The History of Science series is presented with support from the National Endowment for the Humanities. Funding from an NEH challenge grant goes toward programs and collections, and Ms. Schmidl’s job is to decide how to use those funds.
Mr. Levenson’s lecture and book-signing is focused on how Einstein’s general theory of relativity “banished from reality” the idea of the planet Vulcan, which had first appeared in the solar system in 1859. Next, on March 18, is the film CodeGirl, followed by a discussion. The 2015 documentary centers on teams of high school girls around the world who develop apps to solve problems in their communities. The discussion, monitored by Montgomery Upper Middle School teacher Violet Markmann, will include panelists from Code for Princeton, the Techsters of Montgomery Upper Middle School, and Stuart Country Day School.
Laurie Wallmark, author of the children’s book Ada Byron Lovelace and the Thinking Machine, will read on March 20 from the illustrated biography of the woman who, more than 100 years before the invention of the electronic computer, became the world’s first computer programmer. There will be craft activities, geared toward grades 1-5, following the reading. A book discussion of The Structure of Scientific Revolutions by Thomas Kuhn, led by Princeton professor Angela Creager, is next on March 23. Originally published in 1962, the book is still widely read by specialists and non-specialists.

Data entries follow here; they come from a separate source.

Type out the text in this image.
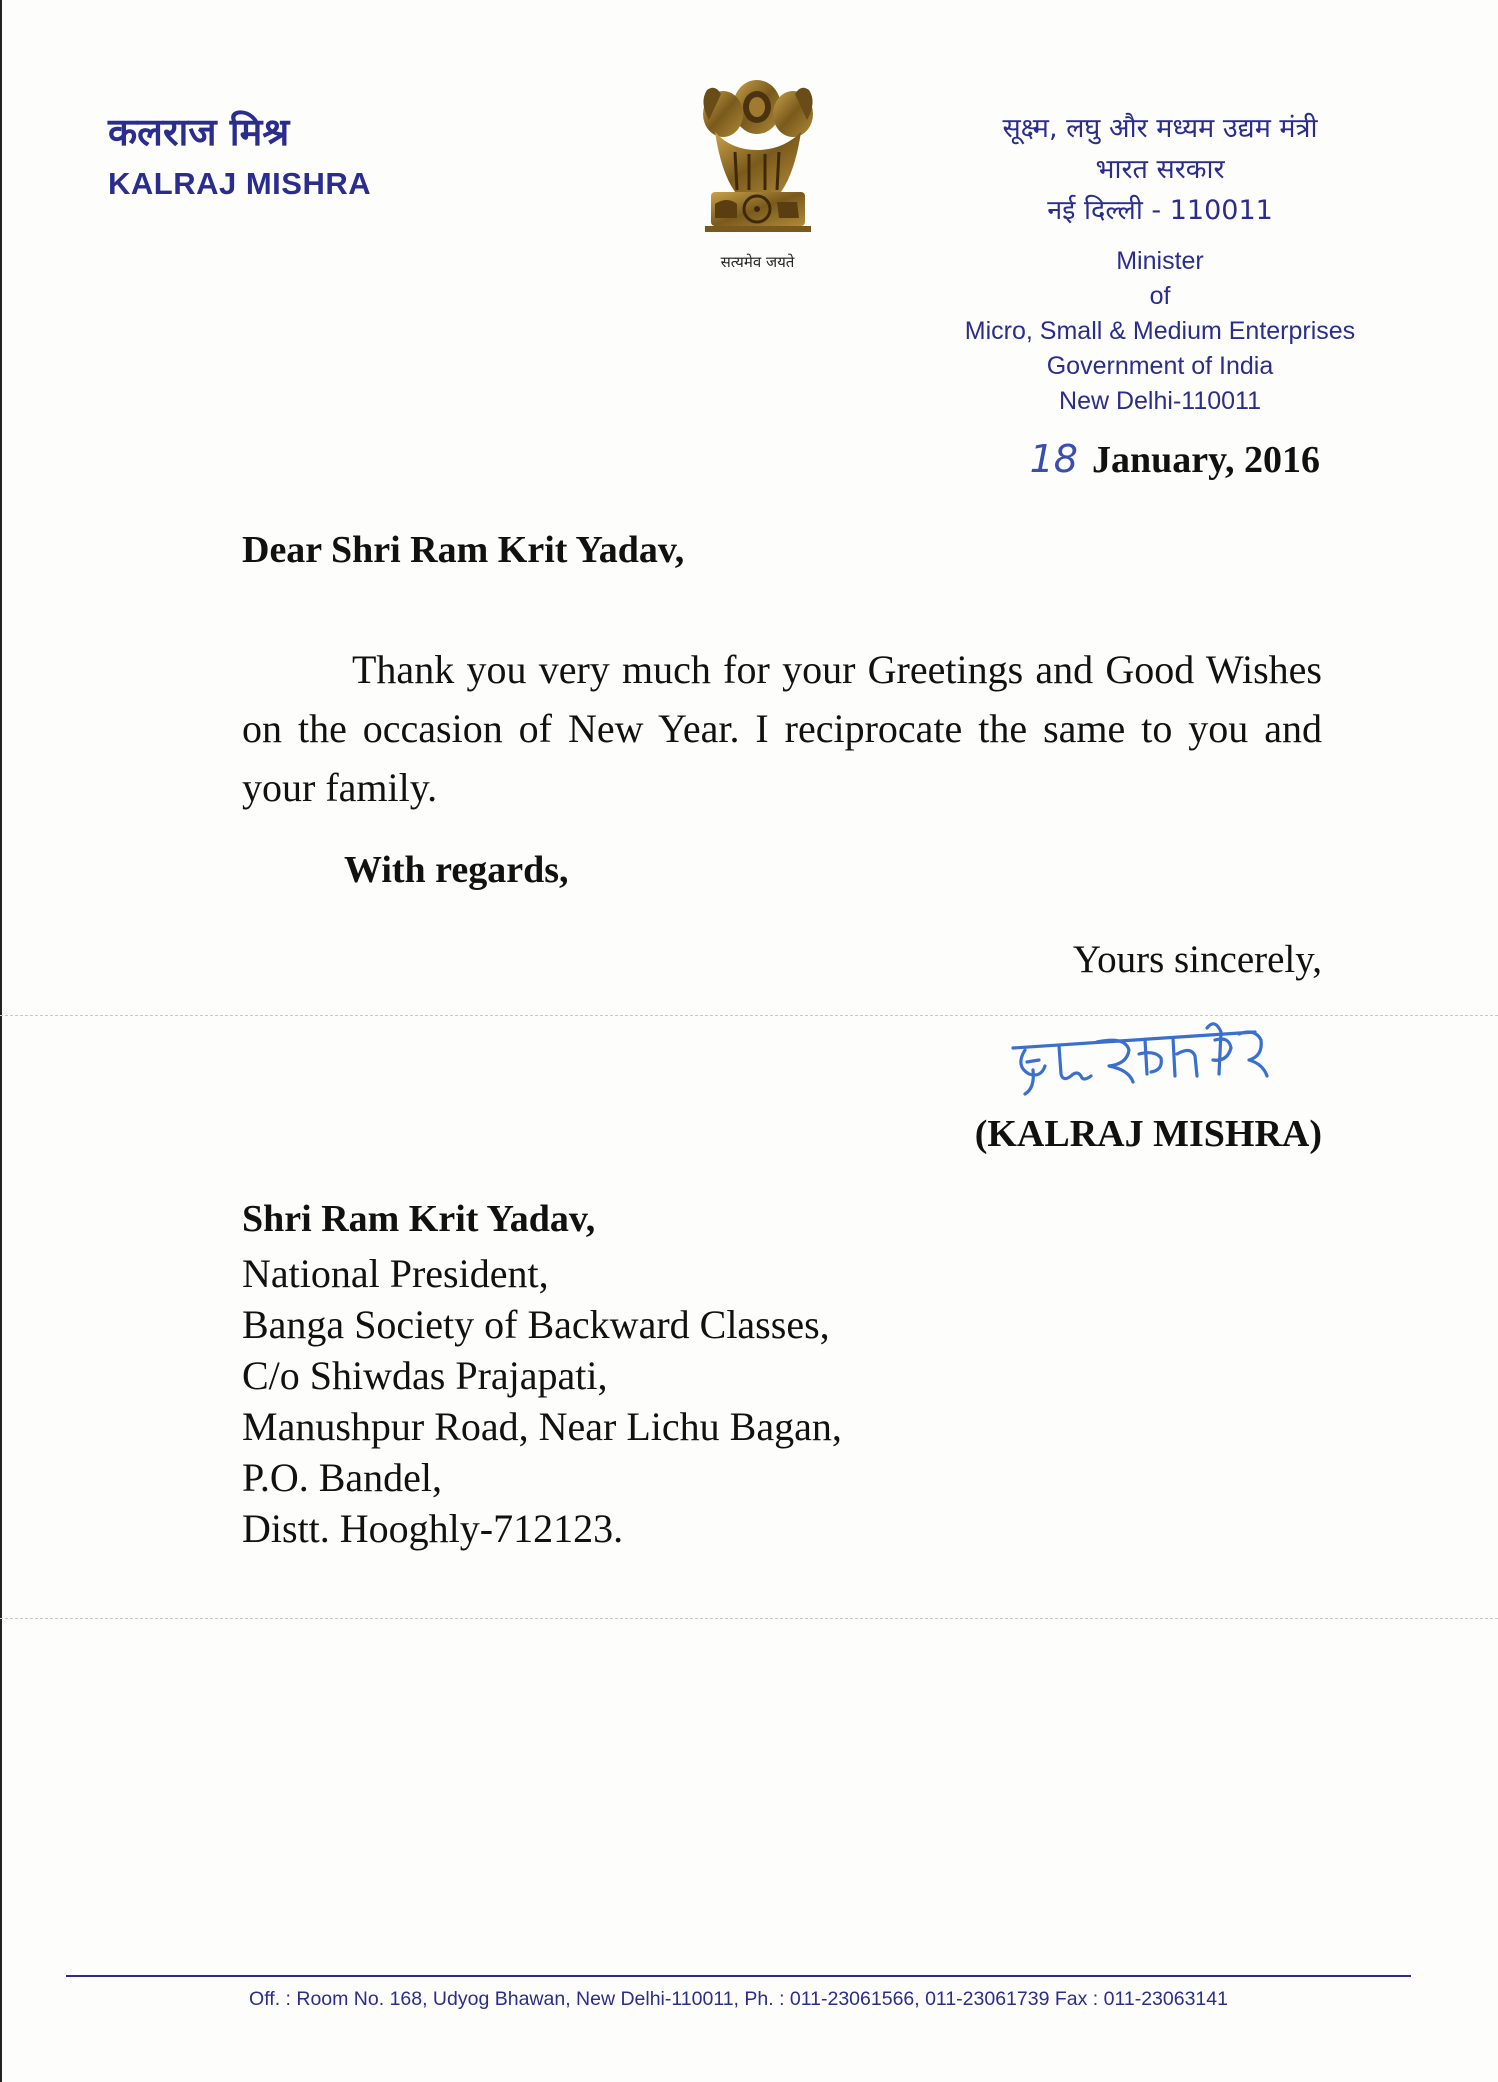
कलराज मिश्र
KALRAJ MISHRA
सत्यमेव जयते
सूक्ष्म, लघु और मध्यम उद्यम मंत्री
भारत सरकार
नई दिल्ली - 110011
Minister
of
Micro, Small & Medium Enterprises
Government of India
New Delhi-110011
18 January, 2016
Dear Shri Ram Krit Yadav,
Thank you very much for your Greetings and Good Wishes on the occasion of New Year. I reciprocate the same to you and your family.
With regards,
Yours sincerely,
(KALRAJ MISHRA)
Shri Ram Krit Yadav,
National President,
Banga Society of Backward Classes,
C/o Shiwdas Prajapati,
Manushpur Road, Near Lichu Bagan,
P.O. Bandel,
Distt. Hooghly-712123.
Off. : Room No. 168, Udyog Bhawan, New Delhi-110011, Ph. : 011-23061566, 011-23061739 Fax : 011-23063141
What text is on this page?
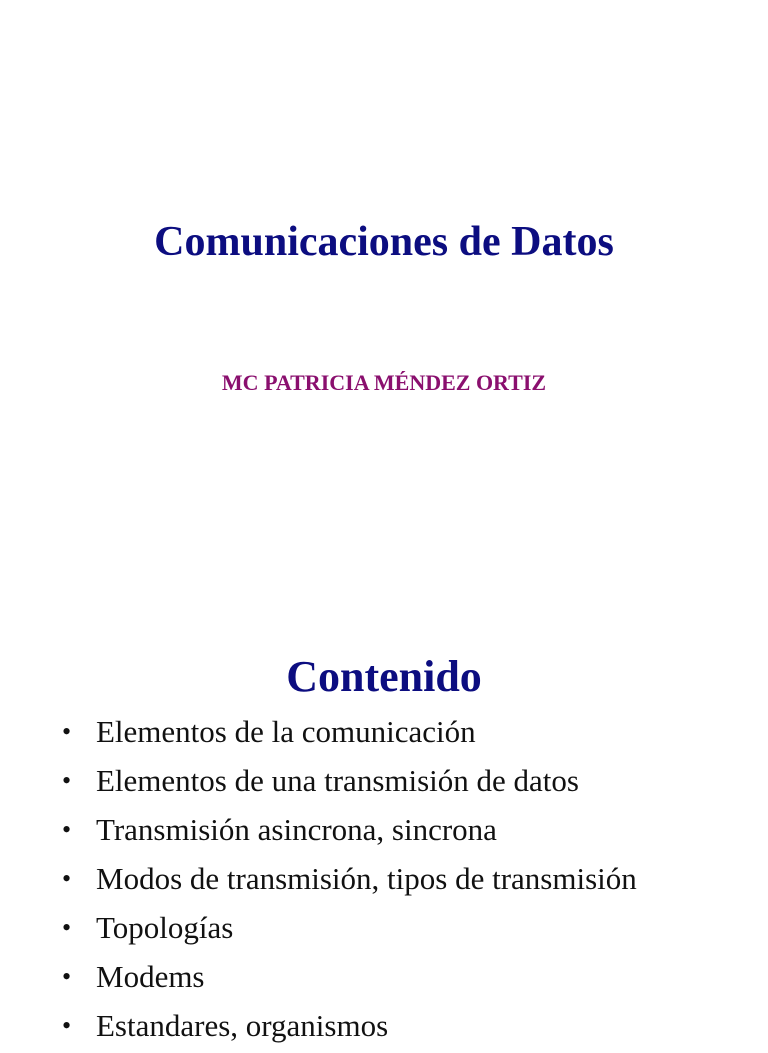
Comunicaciones de Datos
MC PATRICIA MÉNDEZ ORTIZ
Contenido
• Elementos de la comunicación
• Elementos de una transmisión de datos
• Transmisión asincrona, sincrona
• Modos de transmisión, tipos de transmisión
• Topologías
• Modems
• Estandares, organismos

On March 30, author Scott McVay discusses and signs copies of Surprise Encounters with Artists and Scientists, Whales, and Other Living Things. For this presentation, he will focus on his encounters with scientists devoted to transformative change and share stories about these famous “pathfinders.” Kathryn Maxson discusses the book Rosalind Franklin: The Dark Lady of DNA by Brenda Maddox on April 13. Ms. Maxson is a doctoral candidate in the Program in History of Science at Princeton University. The final program April 24 features historian and author Clifford Zink, whose lecture is titled “Mercer Magic and the Story of America’s First Sports Car.” The wealthy industrialist families Roebling and Kuser of Trenton joined forces to form the Mercer Automobile Company and launched what is considered to be the country’s first sports car. Drivers of the car won numerous races culminating in the American Grand Prize in 1914.
“The fact that we’re here in Princeton, where there is an amazing scientific community, was so helpful in planning this series,” said Ms. Schmidl. “The professors were great, suggesting what should be included and who should lead book discussions. The two book talks will be a nice way to participate for people who can’t come to the bigger lectures. Angela Creager was really helpful to me. I reached out to her in the beginning stages of planning. We talked about how to present the history of science to the public in a way that was interesting.”
Planning the series has sparked Ms. Schmidl’s curiosity about the subject in a way she didn’t expect. “I can’t say science was a niche area of interest for me, but once I started looking into this, I got excited that I get to go to these events,” she said. “I’m hoping that’s the case when people see the series. Even if it’s not something they’re not particularly interested in, I hope they’ll be surprised.”